1944-1946 yılları arasında Sovyet Rusya’nın desteği ile Doğu Türkistan topraklarında bir devlet kuran Alihan Töre Sagunî, Bağımsızlık Savaşı sırasında yaşadığı ilginç bir casusluk olayını şöyle anlatıyor: “Düşman tarafından gelecek tehlikeleri bertaraf etmek için, İli vilayetinin büyük sınırları olarak kabul edilen her bir mühim mevzii ve dağ geçitlerini korumak için buralara atlı askerî kıtalar yerleştirildi. Şimdi, tam da bu günlerde aşağıdaki gibi bir vakıa meydana geldiğinden burada bunu yazmayı lazım gördüm.
Bu da şundan ibarettir: Altışehir azatlığı harekâtı için silahlandırdığımız atlı alaydan askerlerimizin Tekas Suyu boylarında konuşlandıkları günlerde, nereden geldiği bilinmeyen bir yabancı bunların karşısına çıkmış. Bakmışlar ki söylediği kelimeler Arapça, Farsça olup kendisi de başka hiçbir dil bilmediğini onlara bildirmiş. Üzerinde Buhara giysisi, elinde Kur'an bulundurduğu ve konuştuğu dil Arapça olduğu halde, bunun dilini anlayan olmadığından bana getirdiler. Benim onunla ana dilinde konuşmamdan sonra aslında İranlı ve ana dilinin Farsça olduğu anlaşıldı. 12 yıllık harp okulundan mezun olduğunu, Afganistan ordusu hizmetinde ve albay rütbeli olduğunu söyledi.
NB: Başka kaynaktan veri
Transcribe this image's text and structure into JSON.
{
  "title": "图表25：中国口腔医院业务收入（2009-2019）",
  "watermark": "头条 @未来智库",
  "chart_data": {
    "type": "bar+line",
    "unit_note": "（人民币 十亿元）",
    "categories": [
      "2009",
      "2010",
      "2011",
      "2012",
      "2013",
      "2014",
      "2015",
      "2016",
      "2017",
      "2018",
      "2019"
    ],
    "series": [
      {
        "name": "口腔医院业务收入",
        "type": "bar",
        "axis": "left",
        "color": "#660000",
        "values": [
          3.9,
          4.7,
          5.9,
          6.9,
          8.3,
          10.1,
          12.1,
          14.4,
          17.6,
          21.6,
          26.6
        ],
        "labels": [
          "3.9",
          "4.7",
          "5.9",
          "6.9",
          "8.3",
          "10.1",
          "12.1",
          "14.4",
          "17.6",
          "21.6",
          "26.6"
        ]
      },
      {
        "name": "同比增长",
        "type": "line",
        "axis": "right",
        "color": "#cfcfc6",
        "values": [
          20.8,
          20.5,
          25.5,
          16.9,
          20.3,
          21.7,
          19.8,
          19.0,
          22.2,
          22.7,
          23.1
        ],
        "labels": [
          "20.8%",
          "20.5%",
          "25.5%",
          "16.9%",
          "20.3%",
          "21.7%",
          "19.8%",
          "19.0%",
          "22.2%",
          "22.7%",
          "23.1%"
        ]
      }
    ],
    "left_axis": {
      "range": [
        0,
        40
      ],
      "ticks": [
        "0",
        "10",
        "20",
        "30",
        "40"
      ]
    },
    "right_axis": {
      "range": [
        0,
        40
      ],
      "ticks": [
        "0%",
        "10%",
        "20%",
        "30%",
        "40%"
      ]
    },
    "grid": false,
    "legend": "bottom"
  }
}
Kendi hükümeti tarafından Afganistan-Doğu Türkistan sınır istihkâmını koruma vazifesine tayin edilip gelmiş. Doğu Türkistan Müslümanlarının azatlık yolunda Çin'e karşı başlattığı inkılâbı işitip din kardeşlerine yardım etmek için fedaî olarak geldiğine Kur'an kaldırıp yemin ederek beni inandırdı.
Bu inancımızla ona Merkezî İdaremizin yanında yatacak yer ayırdık. Günden güne bunun kendi dediğinden de fazla hünerleri olduğu ortaya çıkmaya başladı. Bildiği dillerin dışında Rusça, Almanca ve Fransızcaya da aşina olduğu anlaşıldı. Kim olursa olsun ondan istifade etmek gerekir diyerek komutan-koruma evlatlarımızı askerî talim öğrenmeleri için ona teslim ettik. Kendisine özel olarak iyi bir at verip baştan ayağa giyindirdik. Bu hal ile 2-3 ay geçirdi.
Bu arada kendisinden şüphe uyandıran işler sadır olup hapishaneye alınınca, denetim neticesinde ve kendi ikrarınca özel vazifelerle gönderilmiş bir İngiliz casusu olduğu malum oldu. İşte bu iş, medenî âlemdeki siyasetçi ve hükümetlerin kendi çıkarlarını sağlamaya ne kadar önem verdiklerini gösteriyor. (Sagunî,2024: 87)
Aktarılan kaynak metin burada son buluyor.